Hang in there. I think a lot of us ask why me at first. I didn’t have a serious problem until this year, but I am taking it day-to-day and seeing what the year brings. You’re still here and that’s a great sign.

If you have questions I’ll be glad to answer them, but in my experience, everyone on this network has been happy to answer anyone’s quesions. Everyone is a great help. There is also a great movie called: Life. Support. Music. It is about someone (who is part of this network) who has gone through the AVM experience.

Good luck

thanks mike, my wife and I are gonna look into renting that movie.

Hi Richie,I can say we have all been at a point of crying and so many emotions funning wild,you have been through so much and are here to talk about it,that my friend is a true blessing and gift,I hope every day from this point on brings nothing but happiness and love and all the tomorrows are counted as a blessing,you are not alone here,and we love to share our concerns,dont be scared to post anything ok:) we are all friends and we care very much,talk soon,Caroline

Hi Richie, I also became very emotional and also very sensible to other people problems.

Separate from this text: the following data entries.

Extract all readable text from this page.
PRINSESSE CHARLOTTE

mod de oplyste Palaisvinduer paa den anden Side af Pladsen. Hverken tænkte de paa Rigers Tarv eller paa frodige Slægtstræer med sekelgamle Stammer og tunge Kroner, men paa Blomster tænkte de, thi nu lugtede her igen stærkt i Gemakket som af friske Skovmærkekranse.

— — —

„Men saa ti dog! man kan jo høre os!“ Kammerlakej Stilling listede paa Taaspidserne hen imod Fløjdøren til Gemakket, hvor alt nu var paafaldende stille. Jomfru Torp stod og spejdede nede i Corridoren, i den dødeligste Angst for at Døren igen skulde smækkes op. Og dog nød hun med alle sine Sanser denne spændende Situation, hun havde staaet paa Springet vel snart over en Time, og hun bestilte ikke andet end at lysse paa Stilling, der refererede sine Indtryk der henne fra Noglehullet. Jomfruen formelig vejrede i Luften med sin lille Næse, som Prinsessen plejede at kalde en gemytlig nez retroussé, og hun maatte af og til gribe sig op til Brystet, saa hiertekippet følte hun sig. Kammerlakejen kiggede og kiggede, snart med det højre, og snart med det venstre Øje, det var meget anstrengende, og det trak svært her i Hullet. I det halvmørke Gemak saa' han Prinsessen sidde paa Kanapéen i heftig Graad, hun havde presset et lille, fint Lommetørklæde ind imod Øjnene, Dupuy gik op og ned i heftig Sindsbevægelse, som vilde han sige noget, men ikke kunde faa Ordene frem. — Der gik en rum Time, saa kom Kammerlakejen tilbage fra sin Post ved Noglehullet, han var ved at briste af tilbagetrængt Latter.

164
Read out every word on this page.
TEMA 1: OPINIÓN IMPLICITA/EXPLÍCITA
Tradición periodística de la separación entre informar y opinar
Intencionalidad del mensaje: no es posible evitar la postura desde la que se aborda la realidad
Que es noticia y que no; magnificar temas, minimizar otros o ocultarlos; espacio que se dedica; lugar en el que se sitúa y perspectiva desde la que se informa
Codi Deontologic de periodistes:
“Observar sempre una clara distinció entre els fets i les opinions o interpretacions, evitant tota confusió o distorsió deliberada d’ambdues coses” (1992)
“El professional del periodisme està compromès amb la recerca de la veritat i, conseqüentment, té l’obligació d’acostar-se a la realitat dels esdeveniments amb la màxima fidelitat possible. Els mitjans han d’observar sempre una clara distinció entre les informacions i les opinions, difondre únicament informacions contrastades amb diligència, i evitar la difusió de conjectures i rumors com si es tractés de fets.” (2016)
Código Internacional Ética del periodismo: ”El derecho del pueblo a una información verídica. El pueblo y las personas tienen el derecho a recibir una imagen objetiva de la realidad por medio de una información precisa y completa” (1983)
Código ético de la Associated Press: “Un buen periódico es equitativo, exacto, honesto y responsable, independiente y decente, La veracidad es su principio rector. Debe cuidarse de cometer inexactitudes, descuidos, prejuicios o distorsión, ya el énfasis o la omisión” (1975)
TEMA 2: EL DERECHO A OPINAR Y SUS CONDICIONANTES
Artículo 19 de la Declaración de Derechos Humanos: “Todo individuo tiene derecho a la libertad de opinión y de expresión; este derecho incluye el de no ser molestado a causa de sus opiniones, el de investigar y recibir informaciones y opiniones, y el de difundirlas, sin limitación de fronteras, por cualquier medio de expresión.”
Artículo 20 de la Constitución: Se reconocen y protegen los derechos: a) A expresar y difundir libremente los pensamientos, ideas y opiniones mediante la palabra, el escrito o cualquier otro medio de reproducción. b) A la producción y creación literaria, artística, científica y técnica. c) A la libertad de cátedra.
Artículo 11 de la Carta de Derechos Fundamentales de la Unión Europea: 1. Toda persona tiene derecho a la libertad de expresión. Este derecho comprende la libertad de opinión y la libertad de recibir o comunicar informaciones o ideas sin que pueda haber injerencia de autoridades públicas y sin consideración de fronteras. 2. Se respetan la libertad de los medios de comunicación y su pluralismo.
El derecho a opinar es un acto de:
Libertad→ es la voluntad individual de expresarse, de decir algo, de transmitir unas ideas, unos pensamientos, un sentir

In my case the avm occurred to my son, maybe that make things even worse. From the very begining, even before knowing the problem was an avm, we were told my son had a big mass in his brain, me and my husband waited for four hours for the neuro to come. I am very glad we never did that question: why us?

I remember telling my husband: a lot of people are suffering in the world why not us? We are not different or special or better.

I believe, everything happens for a good reason, God would never treat enyone of us differently.
Of course we don´t know the reason and the explanation is beyond our understanding sometimes.

The best thing to do is accept and be glad in one way or another.

Hi Richie

There is nothing wrong with crying. And you didn’t do anything to deserve this…none of us did. You have been through so much and I hope that you are doing better now.

Dianne

hi richie, i hope you are doing well. i understand about the crying. i am a tough girl and had an avm removed in 2004 at 28yrs old. as the time has gone by my recovery was been ok. i look like myself again, that to others seems fine, great infact although these people, as careing and loving as they are they forget!!! i am “back to normal” on the outside but not one the inside. i cry alot too. my husband is supportive but “forgets”. i just cry when i need to and i have learnt that ITS OK. NOW WHEN I CRY I WILL THINK OF YOU.